Pour la municipalité, il s'agit aussi de promouvoir auprès de la population certains services qui lui sont dédiés. Utiliser son "pass culture" fera ainsi partie des actions valorisées. Pour autant, à l'instar des réactions observées en France, on a constaté en Italie de nombreuses critiques du dispositif, ainsi que les mêmes comparaisons avec le crédit social expérimenté en Chine. "Qui décide si un citoyen est bon ou non ? Selon quels critères ? Nous avons très peur qu'un citoyen ne soit considéré comme bon que s'il fait ce que souhaite l'administration. Des citoyens de série A et de série B seraient créés, ce serait une véritable discrimination", s'est exclamé un élu local, cité par la presse. 

"Qui n'a jamais pris d'amende ? Faut-il être considéré comme un mauvais citoyen pour cela ?", a renchéri un ancien député. Nombreux sont ceux qui voient dans cette nouvelle initiative la porte ouverte à une généralisation des contrôles et à un renforcement de mesures liberticides visant les populations. La question de la collecte et de l'utilisation des données personnelles se retrouve également sur la table, un tel outil nécessitant de récupérer des informations en quantité non négligeable sur les agissements des citoyens. 

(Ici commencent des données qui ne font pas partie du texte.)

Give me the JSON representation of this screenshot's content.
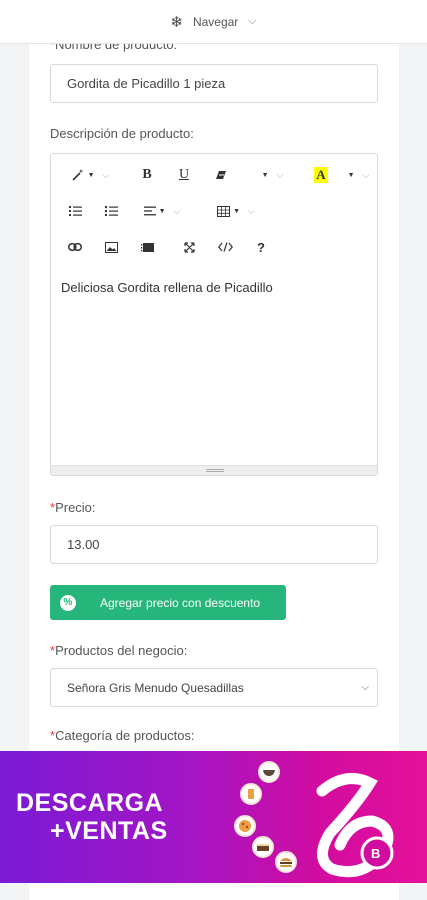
{
  "topbar": {
    "nav_label": "Navegar"
  },
  "form": {
    "product_name": {
      "label": "*Nombre de producto:",
      "value": "Gordita de Picadillo 1 pieza"
    },
    "description": {
      "label": "Descripción de producto:",
      "content": "Deliciosa Gordita rellena de Picadillo",
      "toolbar_bold": "B",
      "toolbar_underline": "U",
      "toolbar_highlight": "A",
      "toolbar_help": "?"
    },
    "price": {
      "required_mark": "*",
      "label": "Precio:",
      "value": "13.00"
    },
    "discount_button": {
      "label": "Agregar precio con descuento",
      "icon_text": "%"
    },
    "business_products": {
      "required_mark": "*",
      "label": "Productos del negocio:",
      "selected": "Señora Gris Menudo Quesadillas"
    },
    "category": {
      "required_mark": "*",
      "label": "Categoría de productos:"
    }
  },
  "banner": {
    "line1": "DESCARGA",
    "line2": "+VENTAS",
    "badge_letter": "B"
  },
  "colors": {
    "accent_green": "#26b67c",
    "required_red": "#e53935",
    "banner_purple": "#7b1bd6",
    "banner_pink": "#e5119a"
  },
  "icons": [
    "snowflake-icon",
    "chevron-down-icon",
    "magic-wand-icon",
    "bold-icon",
    "underline-icon",
    "eraser-icon",
    "font-color-icon",
    "bulleted-list-icon",
    "numbered-list-icon",
    "align-icon",
    "table-icon",
    "link-icon",
    "image-icon",
    "video-icon",
    "fullscreen-icon",
    "code-view-icon",
    "help-icon",
    "percent-icon"
  ]
}
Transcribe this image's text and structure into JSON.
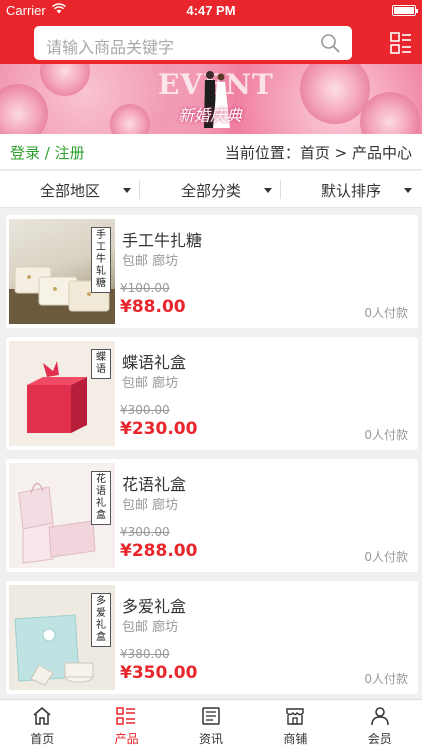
{
  "status_bar": {
    "carrier": "Carrier",
    "time": "4:47 PM"
  },
  "header": {
    "search_placeholder": "请输入商品关键字",
    "accent": "#e8262b"
  },
  "banner": {
    "event_text": "EVENT",
    "subtitle": "新婚庆典"
  },
  "crumb": {
    "login": "登录 / 注册",
    "location": "当前位置：首页 > 产品中心"
  },
  "filters": [
    "全部地区",
    "全部分类",
    "默认排序"
  ],
  "products": [
    {
      "name": "手工牛扎糖",
      "tags": "包邮 廊坊",
      "old_price": "¥100.00",
      "price": "¥88.00",
      "paid": "0人付款",
      "thumb_label": "手工牛轧糖",
      "thumb_icon": "nougat-photo"
    },
    {
      "name": "蝶语礼盒",
      "tags": "包邮 廊坊",
      "old_price": "¥300.00",
      "price": "¥230.00",
      "paid": "0人付款",
      "thumb_label": "蝶语",
      "thumb_icon": "red-gift-box-photo"
    },
    {
      "name": "花语礼盒",
      "tags": "包邮 廊坊",
      "old_price": "¥300.00",
      "price": "¥288.00",
      "paid": "0人付款",
      "thumb_label": "花语礼盒",
      "thumb_icon": "pink-gift-box-photo"
    },
    {
      "name": "多爱礼盒",
      "tags": "包邮 廊坊",
      "old_price": "¥380.00",
      "price": "¥350.00",
      "paid": "0人付款",
      "thumb_label": "多爱礼盒",
      "thumb_icon": "blue-gift-box-photo"
    }
  ],
  "tabs": [
    {
      "label": "首页",
      "icon": "home-icon",
      "active": false
    },
    {
      "label": "产品",
      "icon": "product-list-icon",
      "active": true
    },
    {
      "label": "资讯",
      "icon": "news-icon",
      "active": false
    },
    {
      "label": "商铺",
      "icon": "shop-icon",
      "active": false
    },
    {
      "label": "会员",
      "icon": "member-icon",
      "active": false
    }
  ]
}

Quoi qu'il en soit, la comparaison avec le crédit social conçu par le Parti communiste chinois se révèle pour l'heure assez largement exagéré. Pékin n'a en effet pas cherché à mettre en avant les comportements vertueux, mais plutôt à faire appliquer sur son territoire des règles et lois trop souvent ignorées ou contournées par les populations. Si bien que le dispositif "fait passer les devoirs avant les droits", comme le résume Le Monde. Si, en Italie, des actions positives permettent l'octroi de récompenses, le crédit social chinois s'est quant à lui surtout fait connaître pour les sanctions qui attendent les citoyens récalcitrants. Accès à des établissements scolaires prestigieux refusés, prêts bancaires plus difficilement accordés font partie des risques encourus. Sans parler du transfert des profils aux employeurs, induisant de possibles discriminations à l'embauche.